Atlantic Editor Names The 1 Thing He Struggled To Explain In Bombshell Group Chat Report
HuffPost
Jeffrey Goldberg reflected on the "most improbable" part of his reporting after he was inadvertently added to a group chat where Trump officials discussed war plans.
Jeffrey Goldberg, The Atlantic’s editor-in-chief, shared Monday that he struggles to explain the “unreality” of Trump officials using a third-party messaging app to discuss war plans after he broke the story on the group chat he was inadvertently added to.
“The unreality of it, I think, is something that’s very hard to capture,” Goldberg told MSNBC’s Jen Psaki.
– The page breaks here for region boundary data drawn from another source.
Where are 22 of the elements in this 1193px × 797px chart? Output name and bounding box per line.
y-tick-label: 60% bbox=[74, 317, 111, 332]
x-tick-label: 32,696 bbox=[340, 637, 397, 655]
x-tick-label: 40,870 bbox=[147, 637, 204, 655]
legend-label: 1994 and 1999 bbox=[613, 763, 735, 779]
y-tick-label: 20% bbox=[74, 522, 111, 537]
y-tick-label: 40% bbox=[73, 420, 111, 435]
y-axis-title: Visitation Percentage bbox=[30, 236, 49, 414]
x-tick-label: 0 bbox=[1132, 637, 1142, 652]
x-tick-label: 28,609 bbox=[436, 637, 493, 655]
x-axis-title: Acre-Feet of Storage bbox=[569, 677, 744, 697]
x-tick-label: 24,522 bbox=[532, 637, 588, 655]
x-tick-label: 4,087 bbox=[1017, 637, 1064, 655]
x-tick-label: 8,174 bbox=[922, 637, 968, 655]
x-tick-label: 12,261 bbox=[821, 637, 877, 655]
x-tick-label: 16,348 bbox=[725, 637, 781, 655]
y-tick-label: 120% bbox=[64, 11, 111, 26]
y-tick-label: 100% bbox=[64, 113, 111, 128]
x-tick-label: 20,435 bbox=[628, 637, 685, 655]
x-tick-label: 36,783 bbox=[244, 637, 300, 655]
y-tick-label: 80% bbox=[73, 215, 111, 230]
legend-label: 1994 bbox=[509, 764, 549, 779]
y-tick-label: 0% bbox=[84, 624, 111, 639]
In his bombshell report, Goldberg described his initial concerns that the Signal group chat ― which he said he was added to by national security adviser Michael Waltz and included the likes of Vice President JD Vance and Defense Secretary Pete Hegseth ― was a “disinformation operation,” a “simulation” or a “hoax.”
The Signal chat, which he was added to earlier this month, saw officials discuss highly sensitive matters of national security like the then-upcoming strikes in Yemen.
Goldberg declared that the national security world is a “pretty serious” one, adding those below the principals committee of the National Security Council take their responsibilities “extremely seriously.”